First a little background information. Te Whare Tapere can be literally translated from Māori to English as ‘community hall’ and it can also be translated as ‘a house of entertainment’. As well as guest accommodation Te Whare Tapere were used for entertainment which could include kōrero pūrākau (storytelling), waiata (songs), haka (dance), taonga pūoro (musical instruments), karetao (puppetry) and tākaro (games). Te Whare Tapere also denotes the knowledge of these artistic disciplines.
This years Whare Tapere was held on Saturday 22nd February and is the fourth to be organised and held by Charles Royal at his family farm at Waimango, Firth of Thames and is a product of Charles’ extensive research on the topic. This years Whare Tapere had a focus on storytelling.
The day started with a visit from pupils of Te Kura Kaupapa Māori o Bernard Fergusson, Ngaruawahia.
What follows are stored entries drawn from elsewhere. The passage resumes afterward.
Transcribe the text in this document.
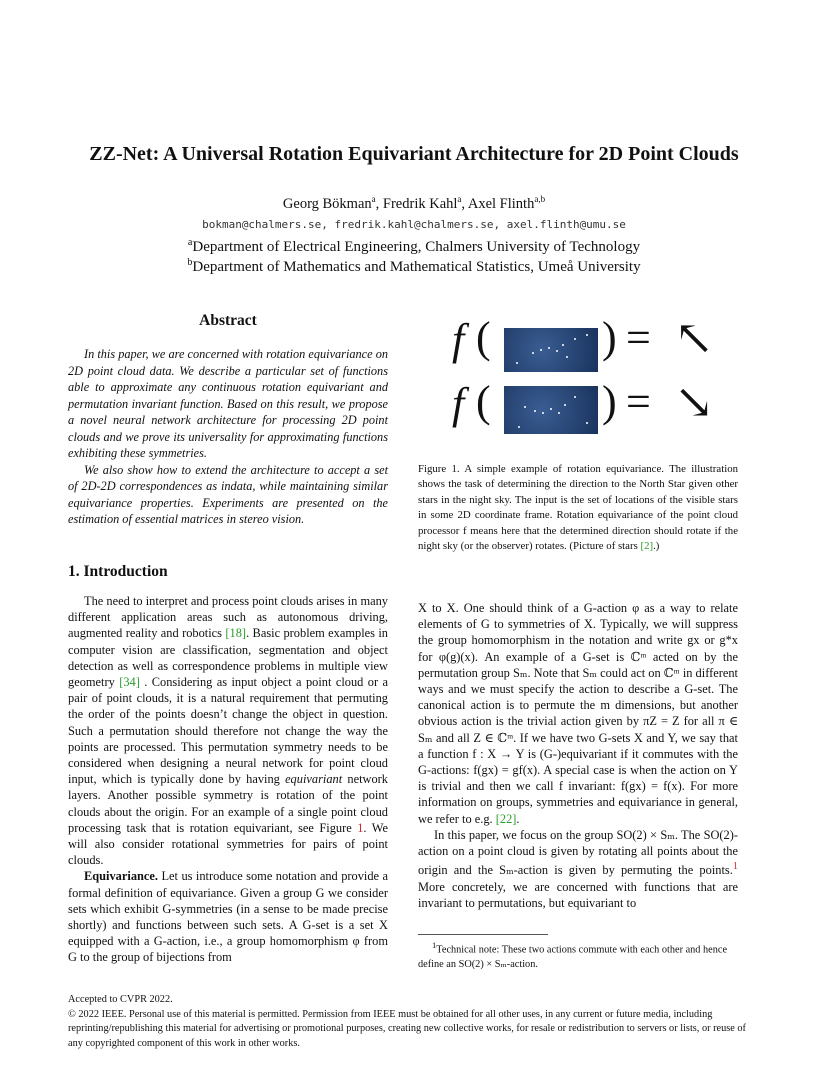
ZZ-Net: A Universal Rotation Equivariant Architecture for 2D Point Clouds
Georg Bökman$^a$, Fredrik Kahl$^a$, Axel Flinth$^{a,b}$
bokman@chalmers.se, fredrik.kahl@chalmers.se, axel.flinth@umu.se
$^a$Department of Electrical Engineering, Chalmers University of Technology
$^b$Department of Mathematics and Mathematical Statistics, Umeå University
Abstract

In this paper, we are concerned with rotation equivariance on 2D point cloud data. We describe a particular set of functions able to approximate any continuous rotation equivariant and permutation invariant function. Based on this result, we propose a novel neural network architecture for processing 2D point clouds and we prove its universality for approximating functions exhibiting these symmetries.

We also show how to extend the architecture to accept a set of 2D-2D correspondences as indata, while maintaining similar equivariance properties. Experiments are presented on the estimation of essential matrices in stereo vision.

1. Introduction

The need to interpret and process point clouds arises in many different application areas such as autonomous driving, augmented reality and robotics [18]. Basic problem examples in computer vision are classification, segmentation and object detection as well as correspondence problems in multiple view geometry [34] . Considering as input object a point cloud or a pair of point clouds, it is a natural requirement that permuting the order of the points doesn’t change the object in question. Such a permutation should therefore not change the way the points are processed. This permutation symmetry needs to be considered when designing a neural network for point cloud input, which is typically done by having equivariant network layers. Another possible symmetry is rotation of the point clouds about the origin. For an example of a single point cloud processing task that is rotation equivariant, see Figure 1. We will also consider rotational symmetries for pairs of point clouds.

Equivariance. Let us introduce some notation and provide a formal definition of equivariance. Given a group G we consider sets which exhibit G-symmetries (in a sense to be made precise shortly) and functions between such sets. A G-set is a set X equipped with a G-action, i.e., a group homomorphism φ from G to the group of bijections from

f (	) = ↖
f (	) = ↘
Figure 1. A simple example of rotation equivariance. The illustration shows the task of determining the direction to the North Star given other stars in the night sky. The input is the set of locations of the visible stars in some 2D coordinate frame. Rotation equivariance of the point cloud processor f means here that the determined direction should rotate if the night sky (or the observer) rotates. (Picture of stars [2].)

X to X. One should think of a G-action φ as a way to relate elements of G to symmetries of X. Typically, we will suppress the group homomorphism in the notation and write gx or g*x for φ(g)(x). An example of a G-set is ℂᵐ acted on by the permutation group Sₘ. Note that Sₘ could act on ℂᵐ in different ways and we must specify the action to describe a G-set. The canonical action is to permute the m dimensions, but another obvious action is the trivial action given by πZ = Z for all π ∈ Sₘ and all Z ∈ ℂᵐ. If we have two G-sets X and Y, we say that a function f : X → Y is (G-)equivariant if it commutes with the G-actions: f(gx) = gf(x). A special case is when the action on Y is trivial and then we call f invariant: f(gx) = f(x). For more information on groups, symmetries and equivariance in general, we refer to e.g. [22].

In this paper, we focus on the group SO(2) × Sₘ. The SO(2)-action on a point cloud is given by rotating all points about the origin and the Sₘ-action is given by permuting the points.$^1$ More concretely, we are concerned with functions that are invariant to permutations, but equivariant to

$^1$Technical note: These two actions commute with each other and hence define an SO(2) × Sₘ-action.
Accepted to CVPR 2022.
© 2022 IEEE. Personal use of this material is permitted. Permission from IEEE must be obtained for all other uses, in any current or future media, including reprinting/republishing this material for advertising or promotional purposes, creating new collective works, for resale or redistribution to servers or lists, or reuse of any copyrighted component of this work in other works.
We started off with learning some tākaro (games) including rongomamau, which is a hand dexterity game and pōtaka which are spinning tops. I have been making pōtaka in the lead up to Whare Tapere and in the week leading up to the open day Kelly Kahukiwa, Eamon Nathan and I made two marae pōtaka (spinning top playing surfaces) which had plenty of use during the day.
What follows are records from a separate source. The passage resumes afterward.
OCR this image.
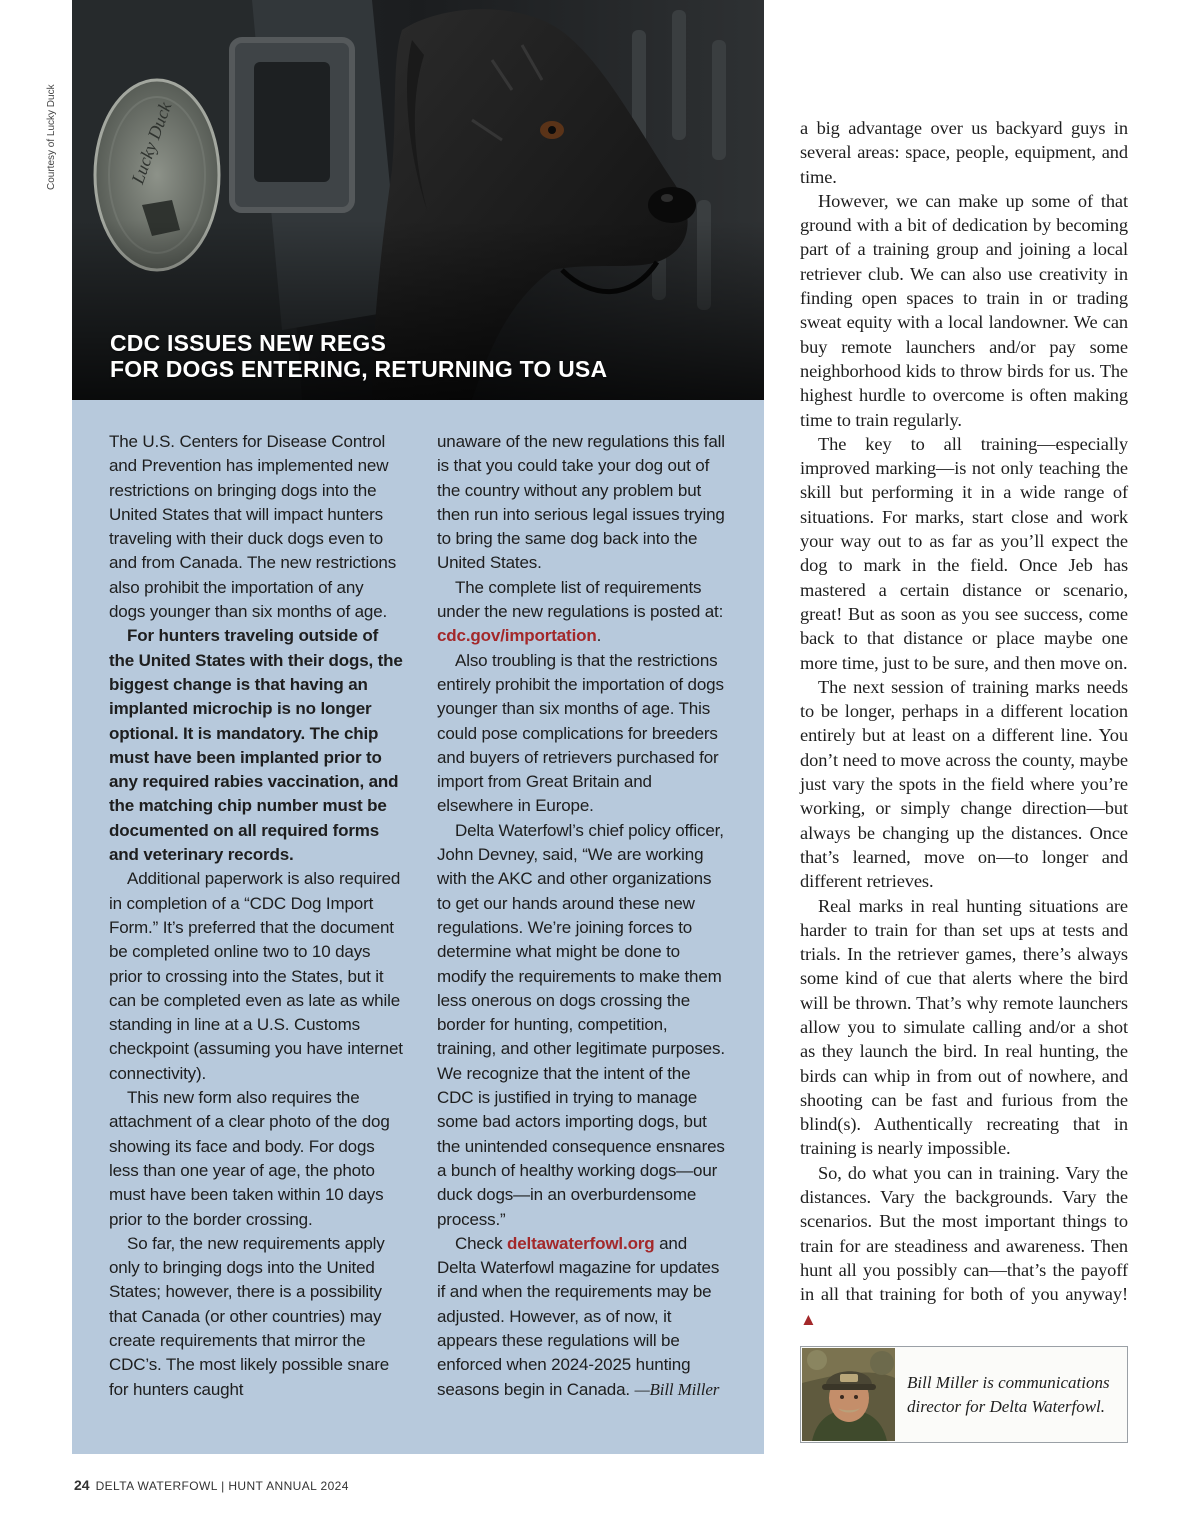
Courtesy of Lucky Duck
CDC ISSUES NEW REGS
FOR DOGS ENTERING, RETURNING TO USA

The U.S. Centers for Disease Control and Prevention has implemented new restrictions on bringing dogs into the United States that will impact hunters traveling with their duck dogs even to and from Canada. The new restrictions also prohibit the importation of any dogs younger than six months of age.

For hunters traveling outside of the United States with their dogs, the biggest change is that having an implanted microchip is no longer optional. It is mandatory. The chip must have been implanted prior to any required rabies vaccination, and the matching chip number must be documented on all required forms and veterinary records.

Additional paperwork is also required in completion of a “CDC Dog Import Form.” It’s preferred that the document be completed online two to 10 days prior to crossing into the States, but it can be completed even as late as while standing in line at a U.S. Customs checkpoint (assuming you have internet connectivity).

This new form also requires the attachment of a clear photo of the dog showing its face and body. For dogs less than one year of age, the photo must have been taken within 10 days prior to the border crossing.

So far, the new requirements apply only to bringing dogs into the United States; however, there is a possibility that Canada (or other countries) may create requirements that mirror the CDC’s. The most likely possible snare for hunters caught

unaware of the new regulations this fall is that you could take your dog out of the country without any problem but then run into serious legal issues trying to bring the same dog back into the United States.

The complete list of requirements under the new regulations is posted at: cdc.gov/importation.

Also troubling is that the restrictions entirely prohibit the importation of dogs younger than six months of age. This could pose complications for breeders and buyers of retrievers purchased for import from Great Britain and elsewhere in Europe.

Delta Waterfowl’s chief policy officer, John Devney, said, “We are working with the AKC and other organizations to get our hands around these new regulations. We’re joining forces to determine what might be done to modify the requirements to make them less onerous on dogs crossing the border for hunting, competition, training, and other legitimate purposes. We recognize that the intent of the CDC is justified in trying to manage some bad actors importing dogs, but the unintended consequence ensnares a bunch of healthy working dogs—our duck dogs—in an overburdensome process.”

Check deltawaterfowl.org and Delta Waterfowl magazine for updates if and when the requirements may be adjusted. However, as of now, it appears these regulations will be enforced when 2024-2025 hunting seasons begin in Canada. —Bill Miller

a big advantage over us backyard guys in several areas: space, people, equipment, and time.

However, we can make up some of that ground with a bit of dedication by becoming part of a training group and joining a local retriever club. We can also use creativity in finding open spaces to train in or trading sweat equity with a local landowner. We can buy remote launchers and/or pay some neighborhood kids to throw birds for us. The highest hurdle to overcome is often making time to train regularly.

The key to all training—especially improved marking—is not only teaching the skill but performing it in a wide range of situations. For marks, start close and work your way out to as far as you’ll expect the dog to mark in the field. Once Jeb has mastered a certain distance or scenario, great! But as soon as you see success, come back to that distance or place maybe one more time, just to be sure, and then move on.

The next session of training marks needs to be longer, perhaps in a different location entirely but at least on a different line. You don’t need to move across the county, maybe just vary the spots in the field where you’re working, or simply change direction—but always be changing up the distances. Once that’s learned, move on—to longer and different retrieves.

Real marks in real hunting situations are harder to train for than set ups at tests and trials. In the retriever games, there’s always some kind of cue that alerts where the bird will be thrown. That’s why remote launchers allow you to simulate calling and/or a shot as they launch the bird. In real hunting, the birds can whip in from out of nowhere, and shooting can be fast and furious from the blind(s). Authentically recreating that in training is nearly impossible.

So, do what you can in training. Vary the distances. Vary the backgrounds. Vary the scenarios. But the most important things to train for are steadiness and awareness. Then hunt all you possibly can—that’s the payoff in all that training for both of you anyway! ▲

Bill Miller is communications director for Delta Waterfowl.
24 DELTA WATERFOWL | HUNT ANNUAL 2024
Here are some of the pōtaka I have recently made.
Ki o Rahi was a very popular game too as was Hakariki.
In the afternoon we made a hikoi (walk) up to the Wahi Marumaru (shaded area) where three stories were told, Manu Mea and Ngarara, Hine Raukatauri and Tukumana Taiwiwi Te Taniwha.
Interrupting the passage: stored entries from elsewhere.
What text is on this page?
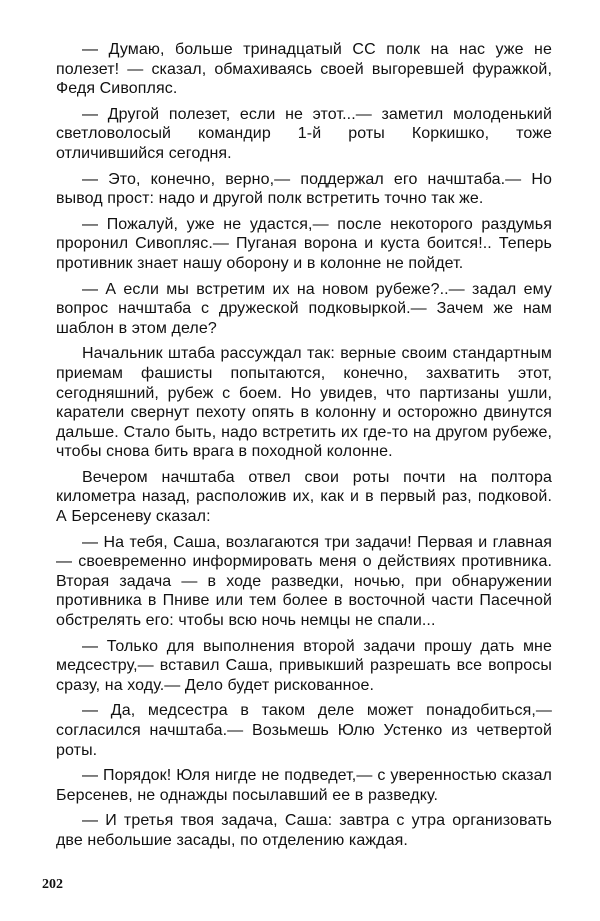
— Думаю, больше тринадцатый СС полк на нас уже не полезет! — сказал, обмахиваясь своей выгоревшей фуражкой, Федя Сивопляс.

— Другой полезет, если не этот...— заметил молоденький светловолосый командир 1-й роты Коркишко, тоже отличившийся сегодня.

— Это, конечно, верно,— поддержал его начштаба.— Но вывод прост: надо и другой полк встретить точно так же.

— Пожалуй, уже не удастся,— после некоторого раздумья проронил Сивопляс.— Пуганая ворона и куста боится!.. Теперь противник знает нашу оборону и в колонне не пойдет.

— А если мы встретим их на новом рубеже?..— задал ему вопрос начштаба с дружеской подковыркой.— Зачем же нам шаблон в этом деле?

Начальник штаба рассуждал так: верные своим стандартным приемам фашисты попытаются, конечно, захватить этот, сегодняшний, рубеж с боем. Но увидев, что партизаны ушли, каратели свернут пехоту опять в колонну и осторожно двинутся дальше. Стало быть, надо встретить их где-то на другом рубеже, чтобы снова бить врага в походной колонне.

Вечером начштаба отвел свои роты почти на полтора километра назад, расположив их, как и в первый раз, подковой. А Берсеневу сказал:

— На тебя, Саша, возлагаются три задачи! Первая и главная — своевременно информировать меня о действиях противника. Вторая задача — в ходе разведки, ночью, при обнаружении противника в Пниве или тем более в восточной части Пасечной обстрелять его: чтобы всю ночь немцы не спали...

— Только для выполнения второй задачи прошу дать мне медсестру,— вставил Саша, привыкший разрешать все вопросы сразу, на ходу.— Дело будет рискованное.

— Да, медсестра в таком деле может понадобиться,— согласился начштаба.— Возьмешь Юлю Устенко из четвертой роты.

— Порядок! Юля нигде не подведет,— с уверенностью сказал Берсенев, не однажды посылавший ее в разведку.

— И третья твоя задача, Саша: завтра с утра организовать две небольшие засады, по отделению каждая.

202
After that a karetao performance took place up on the hill with James Webster’s karetao (puppets) taking the spotlight. These were manipulated by James, Aroha Yates-Smith, Horomono Horo and Charles Royal while myself, Kelly and Elise Goodge hid in the forest and accompanied the performance with taonga pūoro.
The evenings entertainment was mostly musical with perfomances from Reo, The Makaurau Sessions and Ria Hall taking place on the motu (island).